Report from News Channel 5 in Nashville, Tennessee
Many people believe in the healing power of prayer. But should that power come at the expense of taxpayers?
NewsChannel 5 Investigates learned one local doctor may have billed Medicare for more than just medicine.
Investigative reporter Ben Hall tracked down the doctor who was apparently taking taxpayer money to pray with patients.
The power of prayer can get people through tough times and people have traditionally given it freely, but investigators said a Midstate psychiatrist and minister paid church members to visit nursing home patients and then charged taxpayers.
When asked if he used unlicensed people to bill Medicare for psychotherapy services, Dr. Cupid Poe said, "No comment."
Poe declined comment, but court documents obtained by NewsChannel 5 indicate that agents raised questions about whether he fraudulently billed Medicare for more than $250,000.
Poe often used well-meaning church members to provide psychotherapy.
"I observed them as a therapist and a counselor, a medical therapist and a medical counselor," said Delano Avent.
Court documents indicate Avent was one of Poe's former patients. Poe invited him to church.
Avent said Poe paid him to meet with nursing home patients.
Investigators said Poe billed Medicare as if the patients received psychotherapy services.

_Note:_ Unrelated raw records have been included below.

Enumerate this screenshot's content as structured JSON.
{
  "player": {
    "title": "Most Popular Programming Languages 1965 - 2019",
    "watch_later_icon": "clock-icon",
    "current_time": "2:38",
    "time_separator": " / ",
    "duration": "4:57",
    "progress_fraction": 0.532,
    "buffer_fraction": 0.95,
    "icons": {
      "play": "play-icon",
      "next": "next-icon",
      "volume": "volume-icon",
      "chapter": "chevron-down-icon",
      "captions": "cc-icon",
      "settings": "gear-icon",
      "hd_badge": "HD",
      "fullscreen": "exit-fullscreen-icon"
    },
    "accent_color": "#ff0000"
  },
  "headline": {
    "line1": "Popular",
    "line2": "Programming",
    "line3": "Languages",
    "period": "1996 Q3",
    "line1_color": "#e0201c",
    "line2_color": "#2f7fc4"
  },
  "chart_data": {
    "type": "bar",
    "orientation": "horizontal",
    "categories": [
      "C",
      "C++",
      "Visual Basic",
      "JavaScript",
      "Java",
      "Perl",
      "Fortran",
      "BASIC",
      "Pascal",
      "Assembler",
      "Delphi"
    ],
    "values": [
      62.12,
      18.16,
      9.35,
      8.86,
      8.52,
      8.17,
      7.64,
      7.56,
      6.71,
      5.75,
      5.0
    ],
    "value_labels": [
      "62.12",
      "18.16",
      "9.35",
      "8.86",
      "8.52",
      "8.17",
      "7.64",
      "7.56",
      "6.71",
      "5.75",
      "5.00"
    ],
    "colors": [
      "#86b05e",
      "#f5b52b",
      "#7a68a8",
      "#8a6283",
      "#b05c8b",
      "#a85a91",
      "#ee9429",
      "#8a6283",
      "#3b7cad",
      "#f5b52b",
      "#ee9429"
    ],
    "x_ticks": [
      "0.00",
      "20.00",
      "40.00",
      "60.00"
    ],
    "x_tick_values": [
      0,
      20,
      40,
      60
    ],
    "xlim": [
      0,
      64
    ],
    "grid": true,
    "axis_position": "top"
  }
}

When asked what type of training he had, Avent replied, "I have training with my family."
Despite the lack of training, investigators said he treated six residents at the Briley Nursing and Rehabilitation Center.
"I would ask them how they are doing. ‘How do you feel? Did you like your lunch? Did you like your dinner?'" Avent said.
That, federal agents said, does not constitute psychotherapy.
But Avent was not alone.
"We don't bill nobody. What we do, we just pick and sing and go home," said J.D. Russell, a minister.
Russell and his wife said they didn't know Poe was billing Medicare. They visited nursing home patients and held worship services.
When asked if what they did was considered to be psychotherapy, Russell said
"No picking and singing, I don't think, comes nowhere near it," Russell said.
Court documents showed that Poe told federal investigators he used "extenders" to treat patients - "people operating under his supervision."
Poe used people such as the Russells, Avent as well as his daughter, a licensed cosmetologist. She is not a licensed psychiatrist.
Investigators started looking into Poe when they noticed that he billed Medicare for more than 24 hours of psychotherapy services in a single day 50 times.
There were other concerns as well.
In his own counseling sessions Poe told investigators "he asks if the patient would like to sing a song; reads a verse or two of scripture; and closes with a prayer." He also said he "generally spends 20 minutes" with a patient instead of the required 50.
"I don't believe we are going to find therapy that can substitute for the healing power of God," Poe said during a television interview with Dr. James Haney, who hosts a program on local television.
Poe has done many television interviews talking about Christian counseling.
"My job and concern was to observe them and sing hymns with them," Avent said.
He believes anyone was qualified to do it.
But should taxpayers pay for it?
"Do you think taxpayers deserve an explanation?" Hall asked Poe, who did not answer.
His attorney said his client is cooperating with the investigation and he hopes to reach some kind of resolution with the federal government.
Poe billed Medicare between 2004 and 2006.
His attorney said there has been a lot of negotiating back and forth. The federal government wants to send a message that it's cracking down on Medicare fraud.
Medicare fraud by doctors and patients has grown in recent years. Last year, federal officials said investigators discovered more than $3 billion in fraud.